The most coherent (namely, scientific) artists of the 20th century created artworks which don't look for coherence, don't celebrate the importance of abstract ideals; just few examples, very different from each other, but all related to a sense of decline: Eliot's The Waste Land (1922) is a deep glance into the metropolitan paranoic frenzy;  Musil's The man without qualities (1930-1943) puts an end to the tradition of big systematic novels, showing the deepest skepticism towards any type of "cultural" association; Fellini's Orchestra Rehearsal (1978) shows the impossibility of facing a balanced thread (and a democracy) when everyone wants to shout their own opinion; Fight Club (1996)  highlights the consequences of a job-based alienating society where a generation grew up with no purpose but collecting money for the future, waiting for the crisis. In any civilization, money is the ultimate fuel of every spiritual activity.

All these disenchanted masterpieces notwithstanding, we grow less and less scientific; we keep pretending there's a proper value, a proper art or form. Polite progressist TV talk shows try to tell us we still can live in a ravishing Renaissance, if only we have enough money for bookshops and the thousandth art exhibition about Impressionism. Everything is about pretending, because people need to believe culture is about something specific and easily recognizable, like recycling, like cooking. 

Integration (2013) by Piero Tonin. Among the many rethorical, misused, misunderstood culture-related words, multiculturality is one of the most common. Trying to conceal the prevalent role of consumerism in Western society, we act as various cultures cohabited in our metropolises, although we perfectly know the presence of many different languages, clothes and ethnicities does not change the fact we don't share but one only culture, the culture of money.This word, actually, like a huge sponge absorbing whatever it leans on, taught to children and waved by politicians, defines an effective strategy used by "integrators" in order to turn everyone in a standard Western consumer. Reversally, racism, which is a much worse reaction for sure, mostly represents an anachronistic struggle to "protect" a culture racists themselves have a vague idea of.

Books are everywhere; writers are everywhere. Everyone wants to write about everything, but nobody feels up to an overview, a total judgment; nobody looks the whole picture from far. Everyone repeats reading is a defence against ignorance, but nobody explains us what type of books we're supposed to read: the important is they're made of words.
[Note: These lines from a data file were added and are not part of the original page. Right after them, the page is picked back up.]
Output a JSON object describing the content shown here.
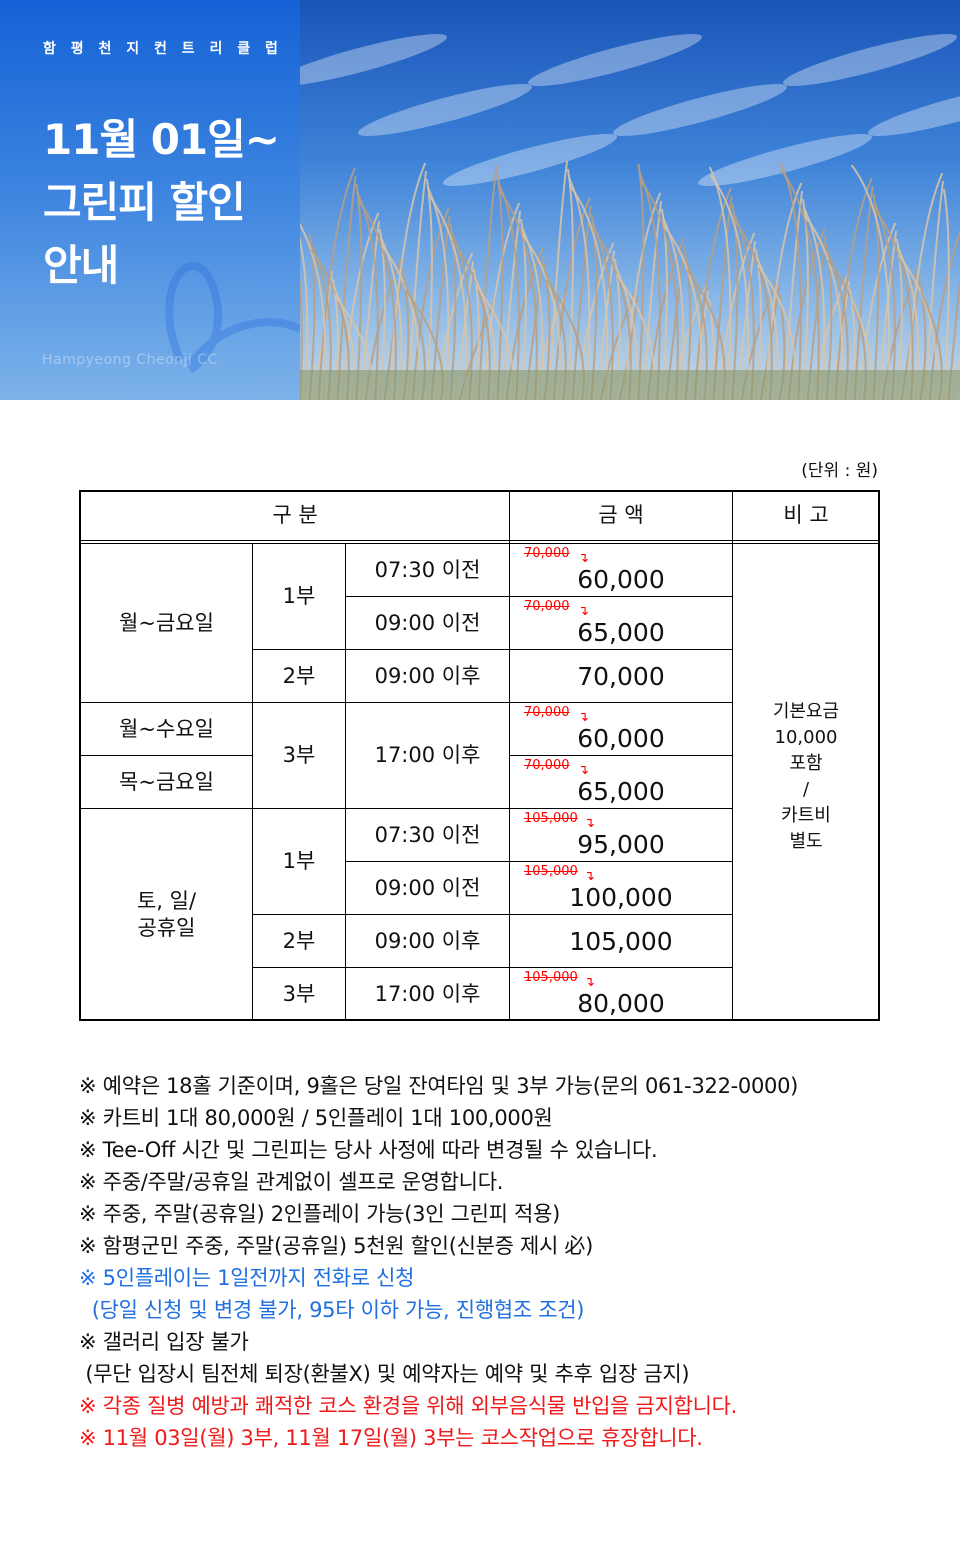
{
  "hero": {
    "club_name": "함 평 천 지 컨 트 리 클 럽",
    "title_lines": [
      "11월 01일~",
      "그린피 할인",
      "안내"
    ],
    "english_name": "Hampyeong Cheonji CC"
  },
  "unit_label": "(단위 : 원)",
  "table": {
    "headers": [
      "구   분",
      "금 액",
      "비 고"
    ],
    "groups": [
      "월~금요일",
      "월~수요일",
      "목~금요일",
      "토, 일/\n공휴일"
    ],
    "parts": [
      "1부",
      "2부",
      "3부",
      "1부",
      "2부",
      "3부"
    ],
    "times": [
      "07:30 이전",
      "09:00 이전",
      "09:00 이후",
      "17:00 이후",
      "07:30 이전",
      "09:00 이전",
      "09:00 이후",
      "17:00 이후"
    ],
    "prices": [
      {
        "original": "70,000",
        "price": "60,000"
      },
      {
        "original": "70,000",
        "price": "65,000"
      },
      {
        "original": "",
        "price": "70,000"
      },
      {
        "original": "70,000",
        "price": "60,000"
      },
      {
        "original": "70,000",
        "price": "65,000"
      },
      {
        "original": "105,000",
        "price": "95,000"
      },
      {
        "original": "105,000",
        "price": "100,000"
      },
      {
        "original": "",
        "price": "105,000"
      },
      {
        "original": "105,000",
        "price": "80,000"
      }
    ],
    "remark_lines": [
      "기본요금",
      "10,000",
      "포함",
      "/",
      "카트비",
      "별도"
    ],
    "discount_arrow": "↴"
  },
  "notes": [
    {
      "text": "※ 예약은 18홀 기준이며, 9홀은 당일 잔여타임 및 3부 가능(문의 061-322-0000)",
      "color": "black"
    },
    {
      "text": "※ 카트비 1대 80,000원 / 5인플레이 1대 100,000원",
      "color": "black"
    },
    {
      "text": "※ Tee-Off 시간 및 그린피는 당사 사정에 따라 변경될 수 있습니다.",
      "color": "black"
    },
    {
      "text": "※ 주중/주말/공휴일 관계없이 셀프로 운영합니다.",
      "color": "black"
    },
    {
      "text": "※ 주중, 주말(공휴일) 2인플레이 가능(3인 그린피 적용)",
      "color": "black"
    },
    {
      "text": "※ 함평군민 주중, 주말(공휴일) 5천원 할인(신분증 제시 必)",
      "color": "black"
    },
    {
      "text": "※ 5인플레이는 1일전까지 전화로 신청",
      "color": "blue"
    },
    {
      "text": "  (당일 신청 및 변경 불가, 95타 이하 가능, 진행협조 조건)",
      "color": "blue"
    },
    {
      "text": "※ 갤러리 입장 불가",
      "color": "black"
    },
    {
      "text": " (무단 입장시 팀전체 퇴장(환불X) 및 예약자는 예약 및 추후 입장 금지)",
      "color": "black"
    },
    {
      "text": "※ 각종 질병 예방과 쾌적한 코스 환경을 위해 외부음식물 반입을 금지합니다.",
      "color": "red"
    },
    {
      "text": "※ 11월 03일(월) 3부, 11월 17일(월) 3부는 코스작업으로 휴장합니다.",
      "color": "red"
    }
  ],
  "colors": {
    "blue_text": "#1f6fe0",
    "red_text": "#f01818",
    "hero_blue": "#1462d6"
  }
}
Reading is usually deemed a generic remedy to a disease (ignorance) which is supposed to threaten our freedom to think, but nobody seems noticing that the quantity of things people read and remember doesn't mean they can actually speculate about reality (and this includes the ability of understanding reality grew too difficult to be defined).

Books, once they turn into an abstract symbol of salvation, are a cunning expedient to keep people at bay; books are the symbol through which capitalism can expand a market (culture is a market) by convincing people they are actually free. In the aftermath of the modern "chaotic" development of the Faustian Culture, Western population should have already stopped - I'm not saying reading - but at least giving to books such an absolute, romantic importance. We're not able to stop idealizing culture because we're not coherent, we're not scientific towards the features of our civilization. 

The only possible culture of our age is a culture of no culture; namely, the awareness that culture isn't made but for the pleasure of the few people who authentically can get some pleasure out of it. There's no reality but pleasure. All the rest is just words.